The concept of supply and demand led to increase in federal rates which have remained almost the same since. In return, this has affects the banking system which in turn affect the market and demand and supply in return. These alteration has led arise because of inability of the economy to reach maximum level of spending to boost the overall demand. This is because some of the major suppliers of oil for United States, for example, China and Iraq experience significant reduction in supply which rise demand for this commodity in the country (Jorgenson, Gollop & Fraumeni, 2016). As this happen, its consumers have to purchase it at inflated prices. At the same time, most of oil companies in the United States have big debts and have lost more than ninety percent of their capital market in the industry.

Conclusion

The article states that oil prices drops have been driven by increased supply from North Sea and due to recession. This has been followed by reduction in demand that shift prices and quantity of oil to the lower side of the curve. It is clear that the author has concisely determined the major points related to the prices change of oil. I agree with the article that even the demand for oil goes up; it will not lead to decrease in supply. At the same time, it is agreeable that, whether this supply for this commodity decreases, this will not cause increase in demand. Furthermore, it is evident that there will be shrinkage of the market supply in the future and demand will rise at higher rate.

References

Blitzer, D., (2014). The simple economics of supply and demand suggests oil will not be back @ $100 soon. Retrieved 18th Feb, 2016 from http://economictimes.indiatimes.com/markets/commodities/the-simple-economics-of-supply-and-demand-suggests-oil-will-not-be-back-100-soon/articleshow/45370312.cms?intenttarget=no

Brad, S. (2004).
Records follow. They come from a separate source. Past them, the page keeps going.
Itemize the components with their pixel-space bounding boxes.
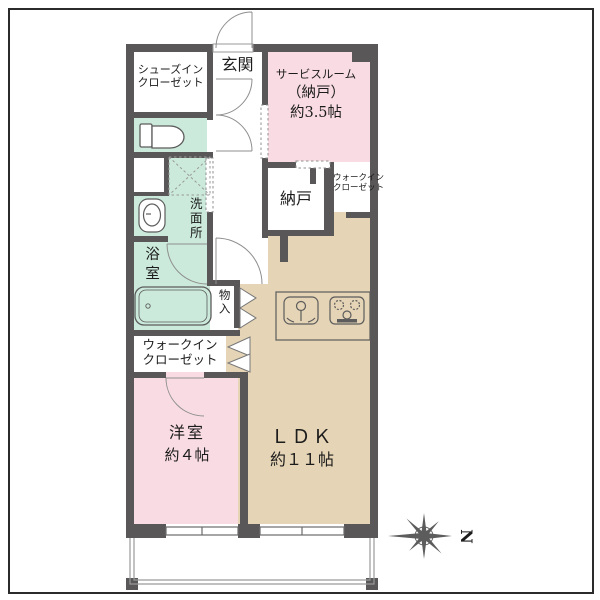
label-wic-lower-line1: ウォークイン [134, 338, 226, 353]
label-service-room: サービスルーム （納戸） 約3.5帖 [266, 68, 366, 122]
compass-rose-icon [388, 503, 457, 568]
label-wic-lower: ウォークイン クローゼット [134, 338, 226, 368]
label-western-room-line2: 約４帖 [134, 447, 240, 465]
label-wic-upper: ウォークイン クローゼット [333, 173, 371, 193]
vanity-sink-icon [139, 199, 165, 232]
compass-north-label: N [456, 529, 475, 544]
label-service-room-line2: （納戸） [266, 85, 366, 102]
label-wic-lower-line2: クローゼット [134, 353, 226, 368]
label-entrance: 玄関 [213, 56, 262, 75]
label-monoire: 物入 [217, 289, 231, 316]
label-service-room-line1: サービスルーム [266, 68, 366, 82]
label-western-room-line1: 洋室 [134, 424, 240, 443]
label-wic-upper-line2: クローゼット [333, 183, 371, 193]
label-ldk-line2: 約１１帖 [250, 451, 354, 470]
label-wic-upper-line1: ウォークイン [333, 173, 371, 183]
entrance-door-arc [216, 12, 252, 48]
label-ldk-line1: ＬＤＫ [250, 426, 354, 448]
balcony-outline [130, 538, 374, 584]
toilet-icon [140, 124, 184, 148]
label-service-room-line3: 約3.5帖 [266, 105, 366, 122]
label-western-room: 洋室 約４帖 [134, 424, 240, 465]
label-shoe-closet: シューズイン クローゼット [134, 64, 207, 90]
label-washroom: 洗面所 [187, 197, 202, 241]
label-ldk: ＬＤＫ 約１１帖 [250, 426, 354, 470]
label-nando: 納戸 [268, 190, 324, 209]
bathtub-icon [135, 287, 211, 325]
label-shoe-closet-line2: クローゼット [134, 77, 207, 90]
floorplan-page: シューズイン クローゼット 玄関 サービスルーム （納戸） 約3.5帖 納戸 ウ… [0, 0, 600, 600]
label-bathroom: 浴室 [142, 246, 159, 285]
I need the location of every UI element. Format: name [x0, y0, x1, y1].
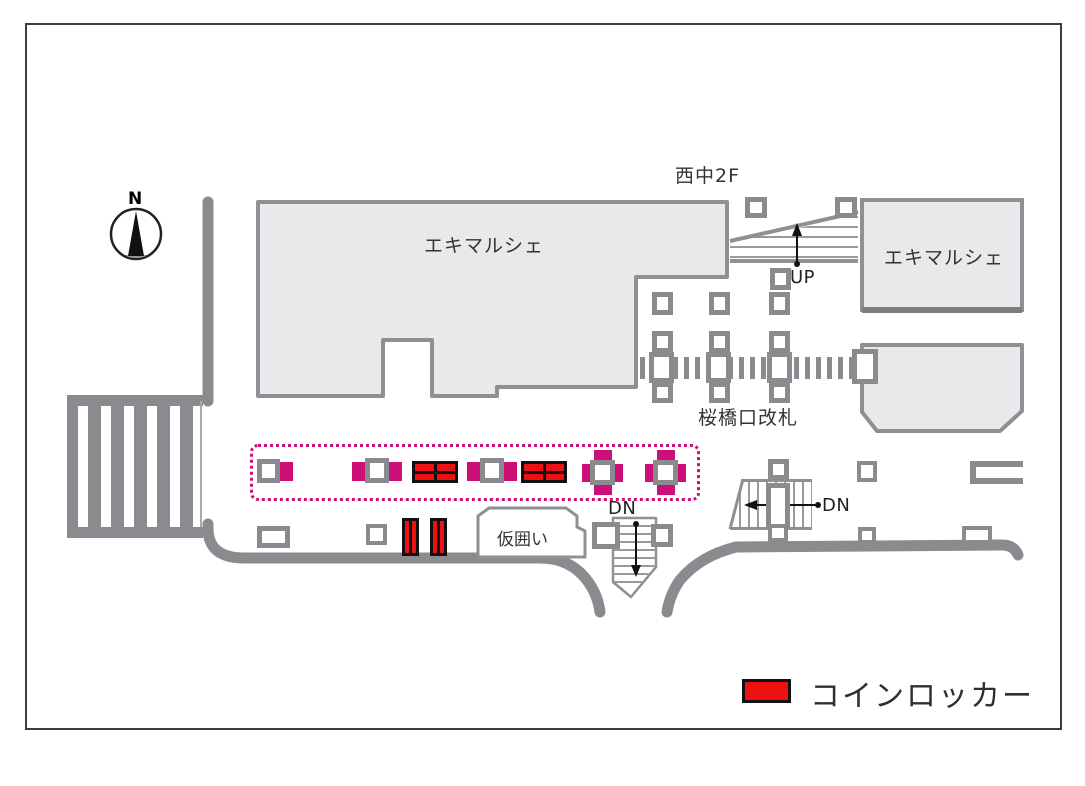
map-border-frame	[25, 23, 1062, 730]
station-map: N 西中2F エキマルシェ エキマルシェ UP 桜橋口改札 DN DN 仮囲い …	[0, 0, 1085, 786]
The Effects of the Recent Oil Price Shock on the US and Global Economy. Retrieved 18th Feb, 2016 from http://pages.stern.nyu.edu/~nroubini/papers/OilShockRoubiniSetser.pdf

Huidrom, R., (2015). Macroeconomic implications of the recent oil price decline. Retrieved 18th Feb, 2016 from http://blogs.worldbank.org/prospects/macroeconomic-implications-recent-oil-price-decline

Jorgenson, D., Gollop, F. M., & Fraumeni, B. (2016). Productivity and US economic growth (Vol. 169). Elsevier.